Community Enterprise Clinic
The Community Enterprise Clinic helps nonprofit organizations and social entrepreneurs plan and implement community development projects that improve the quality of life in economically disadvantaged areas.
The clinic gives students the opportunity to develop business law skills and expertise as they help organizations that would otherwise not have access to a lawyer overcome barriers, attract resources, and improve the quality of life in the communities they serve. Student-attorneys serve as outside general counsel to the clinic's clients, taking transactional projects from conception to implementation in areas such as affordable housing, community revitalization, business formation, and public policy.

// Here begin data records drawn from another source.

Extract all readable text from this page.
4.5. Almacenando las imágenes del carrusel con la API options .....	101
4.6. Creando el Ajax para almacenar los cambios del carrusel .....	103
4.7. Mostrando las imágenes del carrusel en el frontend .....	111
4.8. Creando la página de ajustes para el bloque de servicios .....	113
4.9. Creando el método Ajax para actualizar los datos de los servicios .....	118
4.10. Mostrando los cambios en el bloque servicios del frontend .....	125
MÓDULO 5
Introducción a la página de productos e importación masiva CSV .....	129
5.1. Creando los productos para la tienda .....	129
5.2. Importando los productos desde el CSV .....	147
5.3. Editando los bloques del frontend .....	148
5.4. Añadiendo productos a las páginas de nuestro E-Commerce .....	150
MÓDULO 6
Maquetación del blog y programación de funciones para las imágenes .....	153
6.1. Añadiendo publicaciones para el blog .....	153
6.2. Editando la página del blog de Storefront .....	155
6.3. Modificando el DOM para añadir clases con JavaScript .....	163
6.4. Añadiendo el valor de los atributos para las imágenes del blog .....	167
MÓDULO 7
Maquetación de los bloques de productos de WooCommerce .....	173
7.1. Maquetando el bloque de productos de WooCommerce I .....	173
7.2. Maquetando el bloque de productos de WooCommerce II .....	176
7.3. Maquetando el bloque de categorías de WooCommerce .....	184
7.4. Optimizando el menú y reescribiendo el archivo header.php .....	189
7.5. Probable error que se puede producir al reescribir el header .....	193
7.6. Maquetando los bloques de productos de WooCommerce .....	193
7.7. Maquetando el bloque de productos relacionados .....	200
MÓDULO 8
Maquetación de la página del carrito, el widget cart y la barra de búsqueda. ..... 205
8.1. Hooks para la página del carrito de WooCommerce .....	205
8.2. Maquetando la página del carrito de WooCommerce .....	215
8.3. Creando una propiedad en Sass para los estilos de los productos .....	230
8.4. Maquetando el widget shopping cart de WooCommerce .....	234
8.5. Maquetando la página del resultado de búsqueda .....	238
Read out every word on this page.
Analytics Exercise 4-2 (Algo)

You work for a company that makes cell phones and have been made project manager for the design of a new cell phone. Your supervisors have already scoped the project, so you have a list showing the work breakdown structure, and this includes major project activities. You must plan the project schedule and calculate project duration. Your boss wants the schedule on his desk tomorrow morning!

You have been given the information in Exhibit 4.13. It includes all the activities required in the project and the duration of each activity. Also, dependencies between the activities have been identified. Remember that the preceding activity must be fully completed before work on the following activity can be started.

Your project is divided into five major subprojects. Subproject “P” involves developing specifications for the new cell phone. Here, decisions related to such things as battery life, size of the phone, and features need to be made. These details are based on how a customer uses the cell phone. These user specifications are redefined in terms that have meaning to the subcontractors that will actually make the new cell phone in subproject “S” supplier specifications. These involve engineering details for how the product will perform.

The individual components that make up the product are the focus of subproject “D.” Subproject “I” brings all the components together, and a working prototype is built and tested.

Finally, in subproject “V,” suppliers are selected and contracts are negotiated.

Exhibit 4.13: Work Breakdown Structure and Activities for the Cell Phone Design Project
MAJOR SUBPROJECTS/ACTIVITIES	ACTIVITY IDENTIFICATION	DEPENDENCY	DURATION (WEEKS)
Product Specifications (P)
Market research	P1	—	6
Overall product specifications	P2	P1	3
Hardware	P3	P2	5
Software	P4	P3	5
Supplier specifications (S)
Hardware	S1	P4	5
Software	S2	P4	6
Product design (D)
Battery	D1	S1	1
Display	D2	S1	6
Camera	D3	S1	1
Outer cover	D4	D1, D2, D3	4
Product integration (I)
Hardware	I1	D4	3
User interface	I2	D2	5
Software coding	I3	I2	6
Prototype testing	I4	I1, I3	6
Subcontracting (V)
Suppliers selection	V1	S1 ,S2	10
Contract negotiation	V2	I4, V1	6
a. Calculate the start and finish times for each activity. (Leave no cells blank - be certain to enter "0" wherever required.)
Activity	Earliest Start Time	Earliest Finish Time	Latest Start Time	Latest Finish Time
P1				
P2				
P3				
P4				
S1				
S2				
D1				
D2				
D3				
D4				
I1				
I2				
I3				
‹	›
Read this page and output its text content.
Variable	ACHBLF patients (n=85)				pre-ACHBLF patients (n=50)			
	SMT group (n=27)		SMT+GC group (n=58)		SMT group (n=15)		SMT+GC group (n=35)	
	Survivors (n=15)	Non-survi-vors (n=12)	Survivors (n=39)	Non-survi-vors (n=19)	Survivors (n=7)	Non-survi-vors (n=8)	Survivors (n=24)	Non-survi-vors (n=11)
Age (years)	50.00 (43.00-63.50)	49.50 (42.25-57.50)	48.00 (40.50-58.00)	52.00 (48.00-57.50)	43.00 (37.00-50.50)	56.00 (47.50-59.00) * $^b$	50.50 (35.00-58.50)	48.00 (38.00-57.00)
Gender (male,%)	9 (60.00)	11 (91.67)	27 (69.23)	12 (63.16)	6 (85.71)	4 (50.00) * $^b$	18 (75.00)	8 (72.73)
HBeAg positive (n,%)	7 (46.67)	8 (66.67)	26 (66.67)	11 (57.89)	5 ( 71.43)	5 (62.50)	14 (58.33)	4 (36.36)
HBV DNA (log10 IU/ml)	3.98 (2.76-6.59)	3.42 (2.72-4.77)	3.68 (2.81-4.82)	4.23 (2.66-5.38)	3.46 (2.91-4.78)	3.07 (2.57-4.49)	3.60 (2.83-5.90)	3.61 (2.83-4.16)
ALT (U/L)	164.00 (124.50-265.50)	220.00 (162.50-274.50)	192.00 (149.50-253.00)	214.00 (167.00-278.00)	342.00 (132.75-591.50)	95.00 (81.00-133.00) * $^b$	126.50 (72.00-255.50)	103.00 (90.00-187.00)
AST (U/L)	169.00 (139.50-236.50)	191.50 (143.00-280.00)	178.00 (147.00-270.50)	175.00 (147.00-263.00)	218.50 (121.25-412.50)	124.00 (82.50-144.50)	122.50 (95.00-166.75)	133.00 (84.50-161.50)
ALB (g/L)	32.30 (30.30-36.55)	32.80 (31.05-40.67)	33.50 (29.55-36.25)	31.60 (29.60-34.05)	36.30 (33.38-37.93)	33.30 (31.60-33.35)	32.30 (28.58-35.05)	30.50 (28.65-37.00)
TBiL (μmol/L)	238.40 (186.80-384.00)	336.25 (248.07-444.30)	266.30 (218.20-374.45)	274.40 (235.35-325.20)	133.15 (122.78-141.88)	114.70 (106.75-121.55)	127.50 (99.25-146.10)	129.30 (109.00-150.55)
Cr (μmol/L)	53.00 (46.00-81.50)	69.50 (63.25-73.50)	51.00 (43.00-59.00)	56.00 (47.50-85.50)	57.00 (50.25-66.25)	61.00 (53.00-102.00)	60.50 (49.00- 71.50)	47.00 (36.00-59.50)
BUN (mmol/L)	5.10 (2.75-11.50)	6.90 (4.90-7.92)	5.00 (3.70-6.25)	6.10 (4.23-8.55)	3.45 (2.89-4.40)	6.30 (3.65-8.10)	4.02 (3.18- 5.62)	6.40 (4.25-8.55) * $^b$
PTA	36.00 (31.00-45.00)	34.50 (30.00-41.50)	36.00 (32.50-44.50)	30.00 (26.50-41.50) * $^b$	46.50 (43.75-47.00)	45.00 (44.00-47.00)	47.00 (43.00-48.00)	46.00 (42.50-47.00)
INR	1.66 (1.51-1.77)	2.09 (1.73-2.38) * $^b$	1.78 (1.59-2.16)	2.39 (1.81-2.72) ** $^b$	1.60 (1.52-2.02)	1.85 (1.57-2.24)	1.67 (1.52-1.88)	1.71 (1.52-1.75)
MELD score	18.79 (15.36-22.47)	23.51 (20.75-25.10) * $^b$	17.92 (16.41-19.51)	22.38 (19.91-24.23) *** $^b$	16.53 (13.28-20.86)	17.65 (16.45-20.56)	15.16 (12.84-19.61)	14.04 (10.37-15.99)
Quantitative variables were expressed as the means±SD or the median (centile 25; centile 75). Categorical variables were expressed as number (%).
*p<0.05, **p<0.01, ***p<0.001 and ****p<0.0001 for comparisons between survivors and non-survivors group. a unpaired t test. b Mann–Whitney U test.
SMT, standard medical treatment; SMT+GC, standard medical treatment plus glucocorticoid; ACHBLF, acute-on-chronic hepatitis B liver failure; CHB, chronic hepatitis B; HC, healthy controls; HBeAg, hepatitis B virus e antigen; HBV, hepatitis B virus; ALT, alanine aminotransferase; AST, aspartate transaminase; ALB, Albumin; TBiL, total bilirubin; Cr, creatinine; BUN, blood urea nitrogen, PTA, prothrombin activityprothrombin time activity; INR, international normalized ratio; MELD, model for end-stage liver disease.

Building on Duke's renowned curriculum in business and finance law, students put what they have learned in the classroom to work for real clients and deepen their understanding of substantive law, including affordable housing and community development law, corporate law, securities law, real estate law, and administrative law. Students not only structure transactions, but also build the skills required in any business law practice, including problem identification and problem-solving, business planning, client interviewing and counseling, negotiating, drafting, legal analysis and case management.
I think my Community Enterprise Clinic experience will make me a better attorney.
In a recent project, the clinic helped client The Scrap Exchange transform a largely vacant Durham shopping center into a "creative reuse arts district." The district, an inventive mix of nonprofits, cooperatives, and for-profit companies, would not only ensure that the Lakewood Shopping Center becomes a profitable asset, but would also be the catalyst for the revitalization of the surrounding neighborhood.
The clinic’s student-attorneys took the lead on corporate planning, due diligence, and structuring and closing the financial transaction through which the Scrap Exchange was able to buy the shopping center, including structuring and negotiating a $2.5 million, six-month bridge loan from a local community development lender and managing the tax details and timeline of the project. "Our partnership has been invaluable," said Scrap Exchange Executive Director Ann Woodward. "I am so impressed with [the students'] attention to detail. It would not have happened without them."